Over the past two years, Block has watched her vision for the company gradually transform into reality.
“Our team has doubled,” says Block. “We’ve tripled the number of markets on our platform. We currently support local marketplaces and trading networks in nine states, with over 500 food producers and 2000 buyers using the platform.”
Local Orbit’s web platform provides local food sellers with a complete back-office system that facilitates e-commerce, financial management, inventory management, logistics, integrated marketing, reporting, and analysis.
The company is launching two new services in 2014: a boot camp-style training program for start-up distribution networks and entrepreneurs, and a new vendor management service to support institutions committed to increasing local procurement.
Local Orbit’s expansion has already impacted local food systems in the areas where the company has worked, says Block. “The growth in sales means we’re making it easier for chefs to buy from farms they know and trust – and helping keep money in communities,” says Block.
The company has also provided support to several new producer co-ops and food hubs as they’ve launched.
“For entrepreneurs who are creating new distribution models, one advantage of using a shared technology platform is that it’s being developed with the input of people working on the same problem, so there’s a tremendous knowledge base through our team and through our users,” says Block.
Block says one of Local Orbit’s greatest challenges in the last couple of years has been the sheer scope of the issues they are addressing. She says the company has successfully worked to prioritize and create manageable steps to address the very large problems inherent to the modern food system infrastructure. The company also works to create a shared infrastructure that is adaptable enough to meet the needs of its diverse clients.
At this point, Block says, the goals of Local Orbit have not changed much since the company’s inception; they still aim to build profitable local businesses, healthier communities, and to get more local food on people’s plates. “While local food is growing rapidly, it’s a tiny fraction of total food purchased in the country: $8 billion vs. $1.75 trillion,” says Block.
Block asserts that this unbalanced ratio cannot be attributed to low demand. “The demand exists. People want food from producers they know and trust, and to keep money in their communities,” says Block.

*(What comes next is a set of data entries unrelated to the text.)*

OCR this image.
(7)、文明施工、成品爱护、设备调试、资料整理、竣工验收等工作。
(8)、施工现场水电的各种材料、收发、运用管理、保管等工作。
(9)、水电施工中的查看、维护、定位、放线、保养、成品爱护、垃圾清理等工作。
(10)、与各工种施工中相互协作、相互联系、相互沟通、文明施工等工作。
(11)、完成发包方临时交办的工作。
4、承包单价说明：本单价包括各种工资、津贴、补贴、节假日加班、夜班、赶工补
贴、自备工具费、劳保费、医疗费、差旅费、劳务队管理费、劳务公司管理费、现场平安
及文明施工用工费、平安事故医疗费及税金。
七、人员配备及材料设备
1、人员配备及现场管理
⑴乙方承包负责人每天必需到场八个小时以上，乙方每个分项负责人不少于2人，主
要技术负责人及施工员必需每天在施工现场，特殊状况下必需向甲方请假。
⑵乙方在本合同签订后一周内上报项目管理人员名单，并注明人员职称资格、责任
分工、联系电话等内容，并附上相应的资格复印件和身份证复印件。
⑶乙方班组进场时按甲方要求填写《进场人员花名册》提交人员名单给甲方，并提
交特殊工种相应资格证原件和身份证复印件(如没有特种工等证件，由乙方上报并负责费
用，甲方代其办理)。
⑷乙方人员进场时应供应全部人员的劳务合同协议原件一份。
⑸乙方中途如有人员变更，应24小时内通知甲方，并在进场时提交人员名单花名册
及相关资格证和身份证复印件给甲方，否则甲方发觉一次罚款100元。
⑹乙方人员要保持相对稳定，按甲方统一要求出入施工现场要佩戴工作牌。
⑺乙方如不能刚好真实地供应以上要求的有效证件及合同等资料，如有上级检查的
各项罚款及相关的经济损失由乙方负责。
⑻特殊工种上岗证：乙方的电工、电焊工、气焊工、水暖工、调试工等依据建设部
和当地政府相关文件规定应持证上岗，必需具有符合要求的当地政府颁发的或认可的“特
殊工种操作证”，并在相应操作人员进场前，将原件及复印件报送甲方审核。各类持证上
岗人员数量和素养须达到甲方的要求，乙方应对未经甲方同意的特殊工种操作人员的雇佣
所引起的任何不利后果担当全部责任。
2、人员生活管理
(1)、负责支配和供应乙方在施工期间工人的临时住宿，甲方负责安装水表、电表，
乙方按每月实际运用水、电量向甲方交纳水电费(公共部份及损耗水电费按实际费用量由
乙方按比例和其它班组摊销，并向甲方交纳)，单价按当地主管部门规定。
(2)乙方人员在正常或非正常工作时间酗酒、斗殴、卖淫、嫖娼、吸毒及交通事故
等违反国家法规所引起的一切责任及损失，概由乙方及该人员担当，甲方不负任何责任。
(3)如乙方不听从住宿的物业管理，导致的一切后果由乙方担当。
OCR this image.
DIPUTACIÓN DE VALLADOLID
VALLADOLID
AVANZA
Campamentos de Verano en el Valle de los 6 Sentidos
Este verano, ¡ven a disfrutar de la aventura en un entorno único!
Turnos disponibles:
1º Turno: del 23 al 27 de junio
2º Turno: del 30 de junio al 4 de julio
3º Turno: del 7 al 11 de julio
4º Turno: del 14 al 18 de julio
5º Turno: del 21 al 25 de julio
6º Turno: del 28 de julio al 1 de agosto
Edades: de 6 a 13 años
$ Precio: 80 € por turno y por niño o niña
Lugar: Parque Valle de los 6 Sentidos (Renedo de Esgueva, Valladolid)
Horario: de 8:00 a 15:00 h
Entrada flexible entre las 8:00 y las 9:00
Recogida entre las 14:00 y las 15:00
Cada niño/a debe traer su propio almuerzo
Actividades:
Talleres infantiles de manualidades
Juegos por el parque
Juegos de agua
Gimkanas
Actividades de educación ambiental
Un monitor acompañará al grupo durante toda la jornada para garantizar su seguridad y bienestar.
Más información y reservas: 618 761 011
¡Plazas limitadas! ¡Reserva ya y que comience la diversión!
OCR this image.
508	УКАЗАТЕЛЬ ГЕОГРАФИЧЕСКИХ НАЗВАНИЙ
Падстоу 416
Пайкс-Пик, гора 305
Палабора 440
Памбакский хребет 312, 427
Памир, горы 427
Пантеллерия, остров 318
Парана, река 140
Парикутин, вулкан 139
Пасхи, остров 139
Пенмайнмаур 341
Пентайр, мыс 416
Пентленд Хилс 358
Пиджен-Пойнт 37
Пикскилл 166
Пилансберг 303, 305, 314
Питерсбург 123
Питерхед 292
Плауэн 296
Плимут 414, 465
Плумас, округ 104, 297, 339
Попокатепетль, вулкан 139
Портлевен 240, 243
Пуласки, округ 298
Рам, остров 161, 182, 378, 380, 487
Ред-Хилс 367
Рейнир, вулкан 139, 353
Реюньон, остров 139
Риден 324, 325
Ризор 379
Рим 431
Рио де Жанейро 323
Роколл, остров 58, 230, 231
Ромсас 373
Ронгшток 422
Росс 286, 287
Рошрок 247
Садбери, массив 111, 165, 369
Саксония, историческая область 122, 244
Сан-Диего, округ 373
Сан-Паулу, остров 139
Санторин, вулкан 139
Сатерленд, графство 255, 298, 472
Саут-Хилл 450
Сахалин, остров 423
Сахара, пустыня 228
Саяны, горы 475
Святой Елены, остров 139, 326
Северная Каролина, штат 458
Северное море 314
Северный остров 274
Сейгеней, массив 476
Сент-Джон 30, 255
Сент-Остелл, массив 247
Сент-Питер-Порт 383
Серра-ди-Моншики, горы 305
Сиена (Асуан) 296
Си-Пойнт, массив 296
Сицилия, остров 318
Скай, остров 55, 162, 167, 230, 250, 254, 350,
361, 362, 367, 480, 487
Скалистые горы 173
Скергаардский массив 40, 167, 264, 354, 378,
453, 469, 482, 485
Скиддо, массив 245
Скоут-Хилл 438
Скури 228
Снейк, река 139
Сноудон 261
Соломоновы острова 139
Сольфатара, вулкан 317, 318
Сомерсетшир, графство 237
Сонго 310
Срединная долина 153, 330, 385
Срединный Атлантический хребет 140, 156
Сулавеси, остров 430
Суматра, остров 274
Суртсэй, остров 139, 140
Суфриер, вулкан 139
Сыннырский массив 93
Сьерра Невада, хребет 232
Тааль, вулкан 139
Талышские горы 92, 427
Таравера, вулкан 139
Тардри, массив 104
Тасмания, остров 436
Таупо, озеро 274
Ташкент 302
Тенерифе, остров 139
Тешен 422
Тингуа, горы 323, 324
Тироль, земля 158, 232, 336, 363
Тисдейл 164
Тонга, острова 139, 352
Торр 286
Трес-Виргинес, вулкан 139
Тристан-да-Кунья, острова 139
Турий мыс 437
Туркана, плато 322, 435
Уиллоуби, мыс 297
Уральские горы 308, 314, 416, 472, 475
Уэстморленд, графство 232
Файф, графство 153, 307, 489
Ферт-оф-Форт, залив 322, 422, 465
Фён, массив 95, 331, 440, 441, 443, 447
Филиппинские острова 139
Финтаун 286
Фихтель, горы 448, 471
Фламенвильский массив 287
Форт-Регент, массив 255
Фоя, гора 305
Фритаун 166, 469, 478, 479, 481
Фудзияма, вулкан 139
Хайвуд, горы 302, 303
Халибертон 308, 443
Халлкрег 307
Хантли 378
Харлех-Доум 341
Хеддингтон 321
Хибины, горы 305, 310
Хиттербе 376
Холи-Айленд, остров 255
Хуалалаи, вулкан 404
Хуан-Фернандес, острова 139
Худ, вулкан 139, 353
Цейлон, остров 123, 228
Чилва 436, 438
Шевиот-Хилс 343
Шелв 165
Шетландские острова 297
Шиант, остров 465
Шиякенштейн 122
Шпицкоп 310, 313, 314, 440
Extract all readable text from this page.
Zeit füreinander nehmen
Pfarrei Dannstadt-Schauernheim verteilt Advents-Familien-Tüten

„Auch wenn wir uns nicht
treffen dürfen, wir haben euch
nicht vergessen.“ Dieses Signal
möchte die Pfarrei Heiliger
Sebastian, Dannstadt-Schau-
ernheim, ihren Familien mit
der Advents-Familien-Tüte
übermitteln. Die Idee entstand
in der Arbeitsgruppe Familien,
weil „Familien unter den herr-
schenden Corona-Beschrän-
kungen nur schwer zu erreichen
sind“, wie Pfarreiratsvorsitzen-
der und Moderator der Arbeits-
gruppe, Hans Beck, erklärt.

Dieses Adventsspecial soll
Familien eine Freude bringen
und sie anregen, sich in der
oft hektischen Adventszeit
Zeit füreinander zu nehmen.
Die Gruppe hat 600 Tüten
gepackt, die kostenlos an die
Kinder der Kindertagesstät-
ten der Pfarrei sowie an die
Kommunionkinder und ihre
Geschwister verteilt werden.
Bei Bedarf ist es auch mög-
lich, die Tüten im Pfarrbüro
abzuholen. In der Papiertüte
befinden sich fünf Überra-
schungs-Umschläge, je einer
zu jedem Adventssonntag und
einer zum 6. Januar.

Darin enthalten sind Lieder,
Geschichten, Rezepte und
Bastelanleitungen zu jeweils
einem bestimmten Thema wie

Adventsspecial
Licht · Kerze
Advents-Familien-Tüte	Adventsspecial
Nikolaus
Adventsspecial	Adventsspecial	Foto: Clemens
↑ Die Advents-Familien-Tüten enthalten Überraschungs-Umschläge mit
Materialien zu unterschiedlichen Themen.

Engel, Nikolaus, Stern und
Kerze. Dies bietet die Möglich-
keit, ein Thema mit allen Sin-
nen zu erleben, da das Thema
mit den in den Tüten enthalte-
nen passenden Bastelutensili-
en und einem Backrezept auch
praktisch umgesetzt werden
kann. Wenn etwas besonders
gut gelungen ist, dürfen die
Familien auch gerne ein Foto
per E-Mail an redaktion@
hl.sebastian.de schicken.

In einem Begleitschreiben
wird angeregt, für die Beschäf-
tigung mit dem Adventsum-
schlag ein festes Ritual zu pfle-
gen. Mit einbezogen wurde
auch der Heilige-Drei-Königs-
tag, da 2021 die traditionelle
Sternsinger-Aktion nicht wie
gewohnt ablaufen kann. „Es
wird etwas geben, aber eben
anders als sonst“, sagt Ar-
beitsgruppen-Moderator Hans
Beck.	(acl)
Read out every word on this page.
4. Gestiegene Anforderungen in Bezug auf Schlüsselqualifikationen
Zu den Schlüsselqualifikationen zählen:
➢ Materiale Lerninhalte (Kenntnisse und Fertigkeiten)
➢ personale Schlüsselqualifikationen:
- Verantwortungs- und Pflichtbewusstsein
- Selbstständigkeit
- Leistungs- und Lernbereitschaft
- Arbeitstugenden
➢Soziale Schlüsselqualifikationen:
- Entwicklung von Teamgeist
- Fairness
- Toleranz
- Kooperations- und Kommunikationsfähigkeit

This growing demand for local food has Block feeling pretty optimistic about both the future of Local Orbit and the food system as a whole. “Sustainability across the supply chain is becoming a mainstream goal,” says Block. “People are building interesting technologies and smart businesses. And both private investment and public policy is shifting to support this. It’s a great business opportunity. It’s a viable economic development strategy. And it will lead to more resilience in the food system.”